For analytics-like experiences that need random access, consider a search engine or materialized snapshots instead of deep offset scanning.

Migration plan: OFFSET to keyset

  1. Keep existing endpoint behavior unchanged
  2. Add optional cursor parameters (cursor, limit)
  3. Return both nextCursor and legacy pagination metadata temporarily
  4. Migrate clients incrementally
  5. Remove deep offset usage after adoption

Measure:

  • query plan changes (EXPLAIN ANALYZE)
  • p95/p99 latency
  • DB CPU and buffer cache hit ratio

Failure modes to guard against

  • Non-deterministic ordering: duplicates across pages
  • Mutable sort fields: item jumps between pages
  • Unsigned cursors: tampering and data leakage
  • Cursor not tied to filters: inconsistent results
  • Missing tiebreaker: skipped rows

Practical decision rule

Use offset when:

  • dataset is small
  • traffic is low
  • random page jumps are required

Use keyset when:

  • data volume or write rate is high
  • feed/history experience matters
  • strict latency SLOs exist

At scale, pagination is not just API design; it is a database cost-control mechanism.

Engineering Standard: The "Staff" Perspective

In high-throughput distributed systems, the code we write is often the easiest part. The difficulty lies in how that code interacts with other components in the stack.

1. Data Integrity and The "P" in CAP

Whenever you are dealing with state (Databases, Caches, or In-memory stores), you must account for Network Partitions. In a standard Java microservice, we often choose Availability (AP) by using Eventual Consistency patterns. However, for financial ledgers, we must enforce Strong Consistency (CP), which usually involves distributed locks (Redis Redlock or Zookeeper) or a strictly linearizable sequence.

2. The Observability Pillar

Writing logic without observability is like flying a plane without a dashboard. Every production service must implement:

  • Tracing (OpenTelemetry): Track a single request across 50 microservices.
  • Metrics (Prometheus): Monitor Heap usage, Thread saturation, and P99 latencies.
  • Structured Logging (ELK/Splunk): Never log raw strings; use JSON so you can query logs like a database.

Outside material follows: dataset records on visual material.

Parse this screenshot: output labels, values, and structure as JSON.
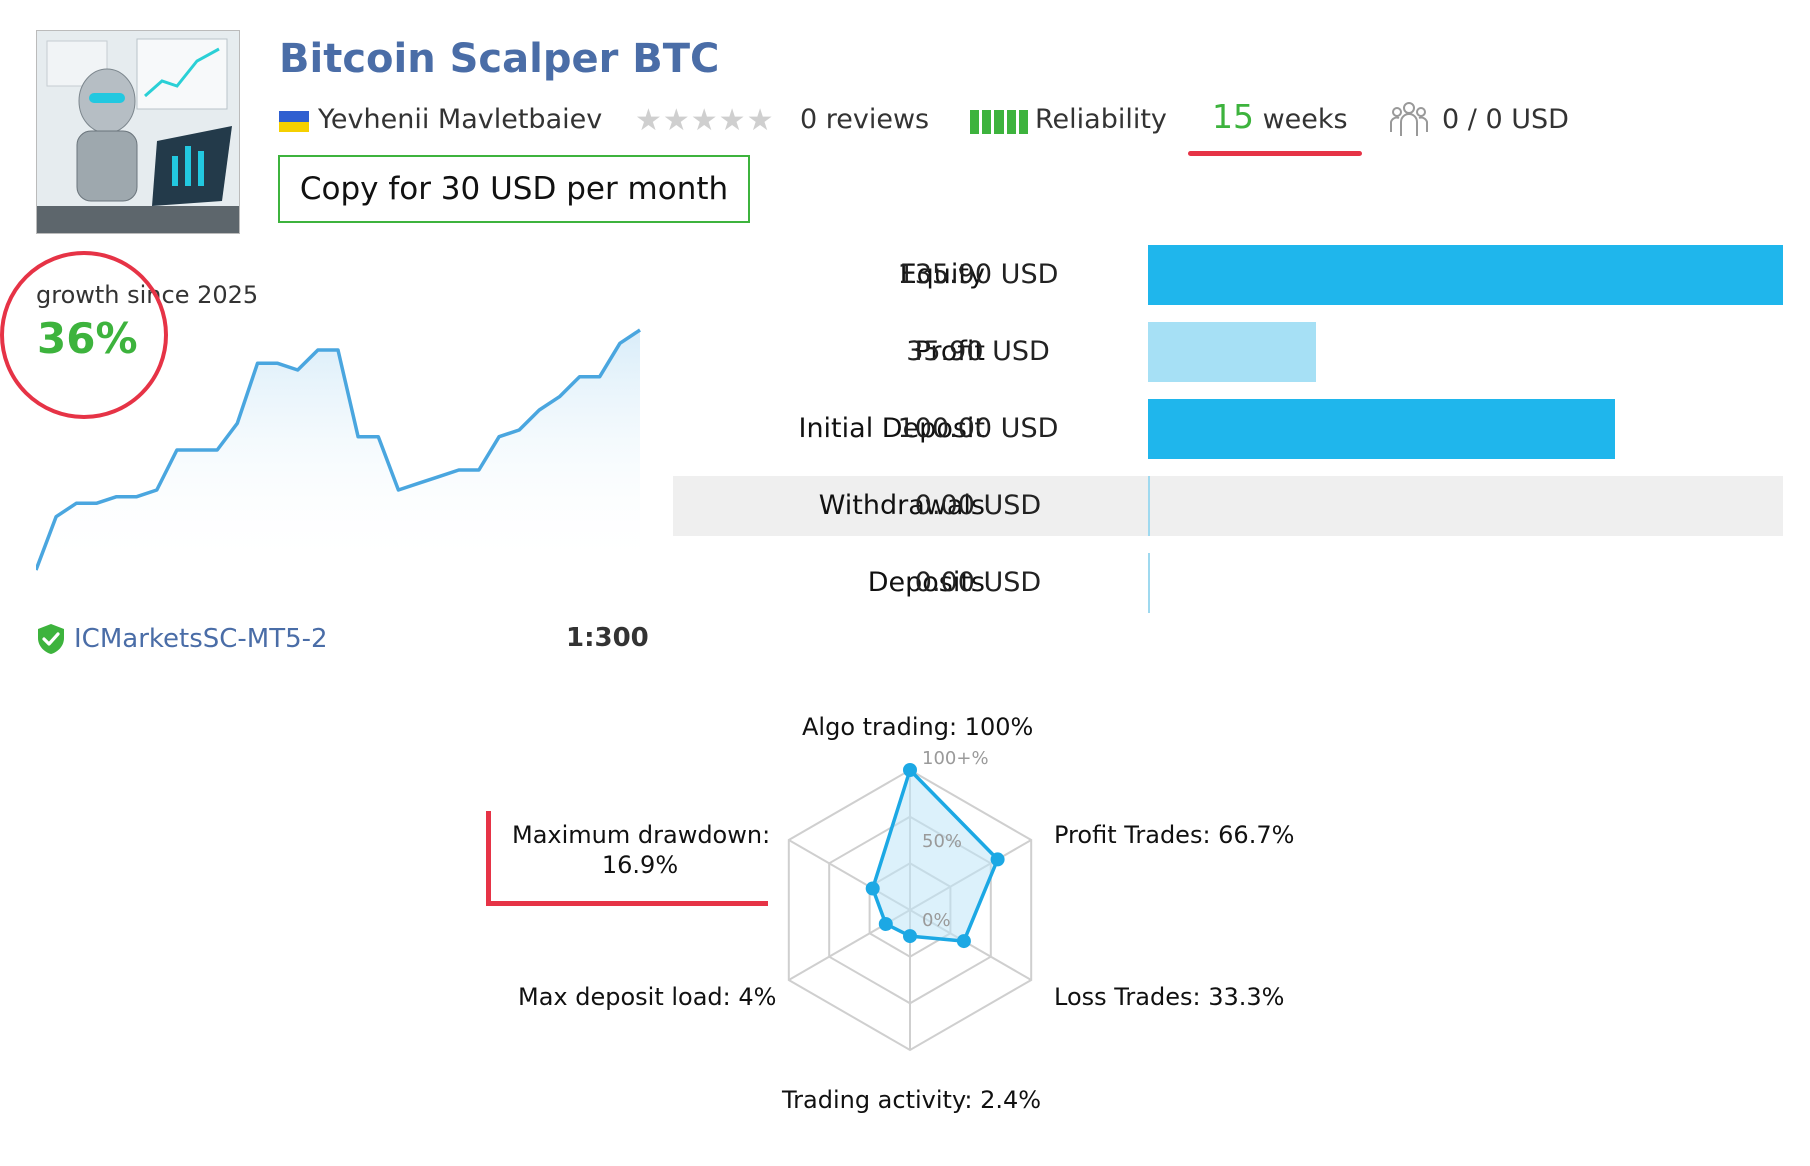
{
  "header": {
    "title": "Bitcoin Scalper BTC",
    "author": "Yevhenii Mavletbaiev",
    "reviews": "0 reviews",
    "rating_stars": 0,
    "reliability_label": "Reliability",
    "reliability_level": 5,
    "weeks_number": "15",
    "weeks_label": "weeks",
    "subscribers": "0 / 0 USD",
    "copy_button": "Copy for 30 USD per month"
  },
  "growth": {
    "label": "growth since 2025",
    "value": "36%",
    "server": "ICMarketsSC-MT5-2",
    "leverage": "1:300"
  },
  "stats": [
    {
      "label": "Equity",
      "value": "135.90 USD",
      "amount": 135.9
    },
    {
      "label": "Profit",
      "value": "35.90 USD",
      "amount": 35.9
    },
    {
      "label": "Initial Deposit",
      "value": "100.00 USD",
      "amount": 100.0
    },
    {
      "label": "Withdrawals",
      "value": "0.00 USD",
      "amount": 0
    },
    {
      "label": "Deposits",
      "value": "0.00 USD",
      "amount": 0
    }
  ],
  "radar": {
    "algo": "Algo trading: 100%",
    "profit": "Profit Trades: 66.7%",
    "loss": "Loss Trades: 33.3%",
    "activity": "Trading activity: 2.4%",
    "load": "Max deposit load: 4%",
    "drawdown_line1": "Maximum drawdown:",
    "drawdown_line2": "16.9%",
    "tick_100": "100+%",
    "tick_50": "50%",
    "tick_0": "0%"
  },
  "chart_data": [
    {
      "type": "area",
      "values": [
        0,
        8,
        10,
        10,
        11,
        11,
        12,
        18,
        18,
        18,
        22,
        31,
        31,
        30,
        33,
        33,
        20,
        20,
        12,
        13,
        14,
        15,
        15,
        20,
        21,
        24,
        26,
        29,
        29,
        34,
        36
      ],
      "ylim": [
        0,
        36
      ]
    },
    {
      "type": "radar",
      "categories": [
        "Algo trading",
        "Profit Trades",
        "Loss Trades",
        "Trading activity",
        "Max deposit load",
        "Maximum drawdown"
      ],
      "values": [
        100,
        66.7,
        33.3,
        2.4,
        4,
        16.9
      ],
      "ylim": [
        0,
        100
      ]
    }
  ],
  "colors": {
    "accent_blue": "#1fb6ec",
    "light_blue": "#a6e0f5",
    "green": "#3db33d",
    "title_blue": "#4a6da7",
    "highlight_red": "#e63346"
  }
}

3. Production Incident Prevention

To survive a 3:00 AM incident, we use:

  • Circuit Breakers: Stop the bleeding if a downstream service is down.
  • Bulkheads: Isolate thread pools so one failing endpoint doesn't crash the entire app.
  • Retries with Exponential Backoff: Avoid the "Thundering Herd" problem when a service comes back online.

Critical Interview Nuance

When an interviewer asks you about this topic, don't just explain the code. Explain the Trade-offs. A Staff Engineer is someone who knows that every architectural decision is a choice between two "bad" outcomes. You are picking the one that aligns with the business goal.

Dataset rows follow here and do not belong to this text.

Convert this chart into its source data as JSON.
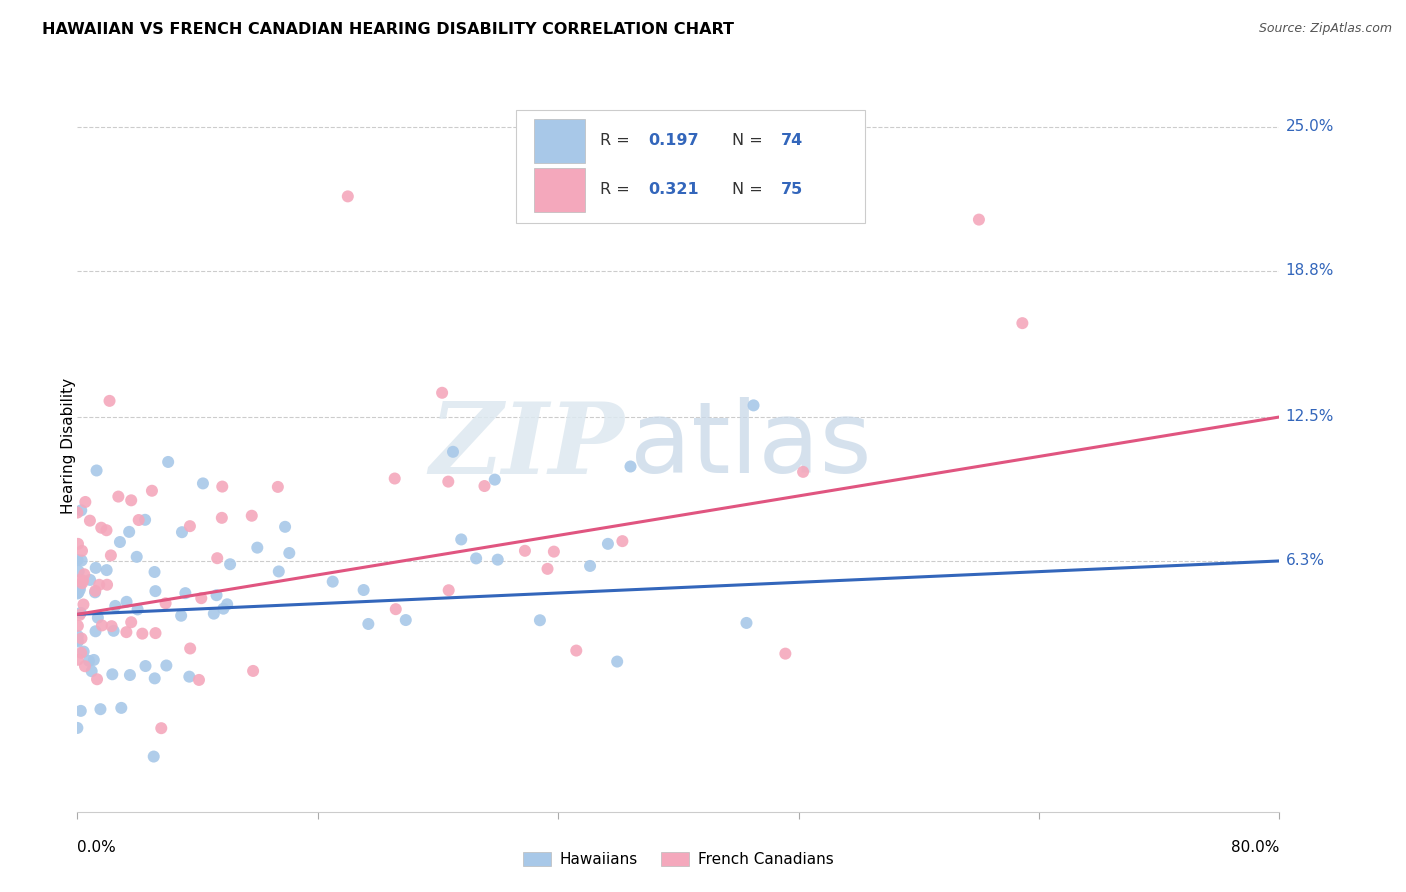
{
  "title": "HAWAIIAN VS FRENCH CANADIAN HEARING DISABILITY CORRELATION CHART",
  "source": "Source: ZipAtlas.com",
  "ylabel": "Hearing Disability",
  "ytick_labels": [
    "25.0%",
    "18.8%",
    "12.5%",
    "6.3%"
  ],
  "ytick_values": [
    0.25,
    0.188,
    0.125,
    0.063
  ],
  "xlim": [
    0.0,
    0.8
  ],
  "ylim": [
    -0.045,
    0.27
  ],
  "hawaiian_color": "#a8c8e8",
  "french_color": "#f4a8bc",
  "hawaiian_line_color": "#3366bb",
  "french_line_color": "#e05580",
  "legend_r_hawaiian_prefix": "R = ",
  "legend_r_hawaiian_val": "0.197",
  "legend_n_hawaiian_prefix": "N = ",
  "legend_n_hawaiian_val": "74",
  "legend_r_french_prefix": "R = ",
  "legend_r_french_val": "0.321",
  "legend_n_french_prefix": "N = ",
  "legend_n_french_val": "75",
  "r_val_color": "#3366bb",
  "n_val_color": "#3366bb",
  "watermark_zip": "ZIP",
  "watermark_atlas": "atlas",
  "background_color": "#ffffff",
  "grid_color": "#cccccc",
  "ytick_color": "#3366bb",
  "title_color": "#000000",
  "source_color": "#555555"
}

Performance Checklist for High-Load Systems:

  1. Minimize Object Creation: Use primitive arrays and reusable buffers.
  2. Batching: Group 1,000 small writes into 1 large batch to save I/O cycles.
  3. Async Processing: If the user doesn't need the result immediately, move it to a Message Queue (Kafka/SQS).

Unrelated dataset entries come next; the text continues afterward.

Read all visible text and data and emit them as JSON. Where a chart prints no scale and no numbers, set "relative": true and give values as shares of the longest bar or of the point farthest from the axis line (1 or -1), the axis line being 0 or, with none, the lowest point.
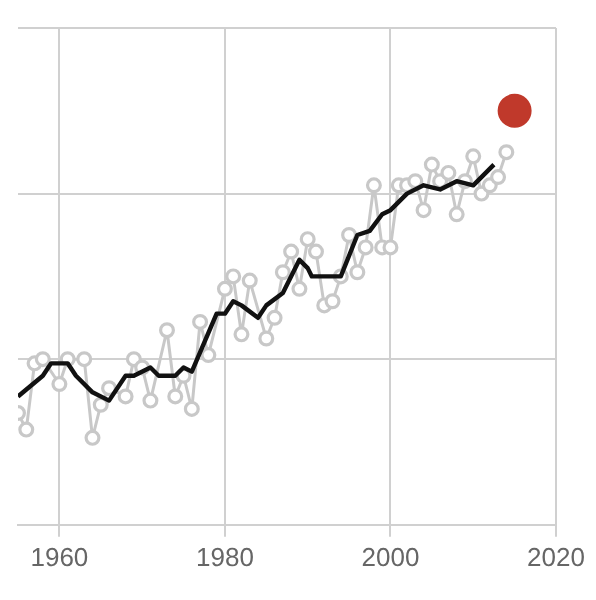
{
  "chart_data": {
    "type": "line",
    "relative": true,
    "xlim": [
      1955,
      2020
    ],
    "xticks": [
      1960,
      1980,
      2000,
      2020
    ],
    "grid": true,
    "tick_labels": "x",
    "series": [
      {
        "type": "line",
        "color": "#c8c8c8",
        "marker": "circle",
        "x": [
          1955,
          1956,
          1957,
          1958,
          1960,
          1961,
          1963,
          1964,
          1965,
          1966,
          1968,
          1969,
          1970,
          1971,
          1973,
          1974,
          1975,
          1976,
          1977,
          1978,
          1980,
          1981,
          1982,
          1983,
          1985,
          1986,
          1987,
          1988,
          1989,
          1990,
          1991,
          1992,
          1993,
          1994,
          1995,
          1996,
          1997,
          1998,
          1999,
          2000,
          2001,
          2002,
          2003,
          2004,
          2005,
          2006,
          2007,
          2008,
          2009,
          2010,
          2011,
          2012,
          2013,
          2014
        ],
        "values": [
          0.27,
          0.23,
          0.39,
          0.4,
          0.34,
          0.4,
          0.4,
          0.21,
          0.29,
          0.33,
          0.31,
          0.4,
          0.38,
          0.3,
          0.47,
          0.31,
          0.36,
          0.28,
          0.49,
          0.41,
          0.57,
          0.6,
          0.46,
          0.59,
          0.45,
          0.5,
          0.61,
          0.66,
          0.57,
          0.69,
          0.66,
          0.53,
          0.54,
          0.6,
          0.7,
          0.61,
          0.67,
          0.82,
          0.67,
          0.67,
          0.82,
          0.82,
          0.83,
          0.76,
          0.87,
          0.83,
          0.85,
          0.75,
          0.83,
          0.89,
          0.8,
          0.82,
          0.84,
          0.9
        ]
      },
      {
        "type": "line",
        "color": "#111111",
        "marker": "none",
        "x": [
          1955,
          1958,
          1959,
          1961,
          1962,
          1964,
          1966,
          1968,
          1969,
          1971,
          1972,
          1974,
          1975,
          1976,
          1977.5,
          1979,
          1980,
          1981,
          1982,
          1984,
          1985,
          1987,
          1989,
          1990,
          1990.5,
          1994,
          1996,
          1997.5,
          1999,
          2000,
          2002,
          2004,
          2006,
          2008,
          2010,
          2012.5
        ],
        "values": [
          0.31,
          0.36,
          0.39,
          0.39,
          0.36,
          0.32,
          0.3,
          0.36,
          0.36,
          0.38,
          0.36,
          0.36,
          0.38,
          0.37,
          0.44,
          0.51,
          0.51,
          0.54,
          0.53,
          0.5,
          0.53,
          0.56,
          0.64,
          0.62,
          0.6,
          0.6,
          0.7,
          0.71,
          0.75,
          0.76,
          0.8,
          0.82,
          0.81,
          0.83,
          0.82,
          0.87
        ]
      },
      {
        "type": "scatter",
        "color": "#c0392b",
        "marker": "circle",
        "x": [
          2015
        ],
        "values": [
          1
        ]
      }
    ]
  }
}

Technical Trade-offs: Messaging Systems

Pattern Ordering Durability Throughput Complexity
Log-based (Kafka) Strict (per partition) High Very High High
Memory-based (Redis Pub/Sub) None Low High Very Low
Push-based (RabbitMQ) Fair Medium Medium Medium

Key Takeaways

  • page 1 -> LIMIT 20 OFFSET 0
  • page 2 -> LIMIT 20 OFFSET 20
  • page 5000 -> LIMIT 20 OFFSET 99980

Verbal Interview Script

Interviewer: "How would you ensure high availability and fault tolerance for this specific architecture?"

Candidate: "To achieve 'Five Nines' (99.999%) availability, we must eliminate all Single Points of Failure (SPOF). I would deploy the API Gateway and stateless microservices across multiple Availability Zones (AZs) behind an active-active load balancer. For the data layer, I would use asynchronous replication to a read-replica in a different region for disaster recovery. Furthermore, it's not enough to just deploy redundantly; we must protect the system from cascading failures. I would implement strict timeouts, retry mechanisms with exponential backoff and jitter, and Circuit Breakers (using a library like Resilience4j) on all synchronous network calls between microservices."